Satapathy Sandeep Kumar, Saravanan Shreyaa, Mishra Shruti, Mohanty Sachi Nandan
School of Computer Science and Engineering, Vellore Institute of Technology, Chennai, Vandalur-Kelambakkam Road, Chennai, Tamil Nadu 600127 India.
School of Computer Science and Engineering (SCOPE), VIT-AP University, Amaravati, Andhra Pradesh India.
New Gener Comput. 2023;41(1):155-184. doi: 10.1007/s00354-023-00203-8. Epub 2023 Feb 1.

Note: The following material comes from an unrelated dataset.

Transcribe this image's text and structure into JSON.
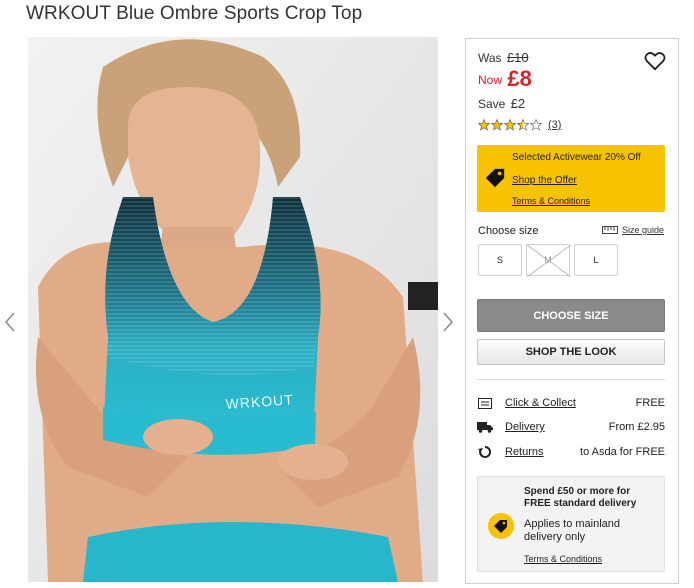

Poverty is a glaring issue in the twenty-first century, even after concerted efforts of organizations to eliminate the same. Predicting poverty using machine learning can offer practical models for facilitating the process of elimination of poverty. This paper uses Multidimensional Poverty Index Data from the Oxford Poverty and Human Development Initiative across the years 2019 and 2021 to make predictions of multidimensional poverty before and during the pandemic. Several poverty indicators under health, education and living standards are taken into consideration. The work implements several data analysis techniques like feature correlation and selection, and graphical visualizations to answer research questions about poverty. Various machine learning, such as Multiple Linear Regression, Decision Tree Regressor, Random Forest Regressor, XGBoost, AdaBoost, Gradient Boosting, Linear Support Vector Regressor (SVR), Ridge Regression, Lasso Regression, ElasticNet Regression, and K-Nearest Neighbor Regression algorithm, have been implemented to predict poverty across four datasets on a national and a subnational level. Regularization is used to increase the performance of the models, and cross-validation is used for estimation. Through a rigorous analysis and comparison of different models, this work identifies important poverty determinants and concludes that overall, Ridge Regression model performs the best with the highest score.
贫困是21世纪一个突出的问题,即便各组织为消除贫困做出了共同努力。利用机器学习预测贫困可为促进消除贫困进程提供实用模型。本文使用牛津贫困与人类发展倡议组织2019年至2021年期间的多维贫困指数数据,对疫情之前和期间的多维贫困情况进行预测。研究考虑了健康、教育和生活水平方面的若干贫困指标。这项工作运用了多种数据分析技术,如特征相关性和选择以及图形可视化,以回答有关贫困的研究问题。为了在国家和次国家层面上对四个数据集的贫困情况进行预测,实施了多种机器学习算法,如多元线性回归、决策树回归器、随机森林回归器、XGBoost、AdaBoost、梯度提升、线性支持向量回归器(SVR)、岭回归、套索回归、弹性网络回归和K近邻回归算法。使用正则化来提高模型性能,并使用交叉验证进行估计。通过对不同模型进行严格分析和比较,这项工作确定了重要的贫困决定因素,并得出结论,总体而言,岭回归模型得分最高,表现最佳。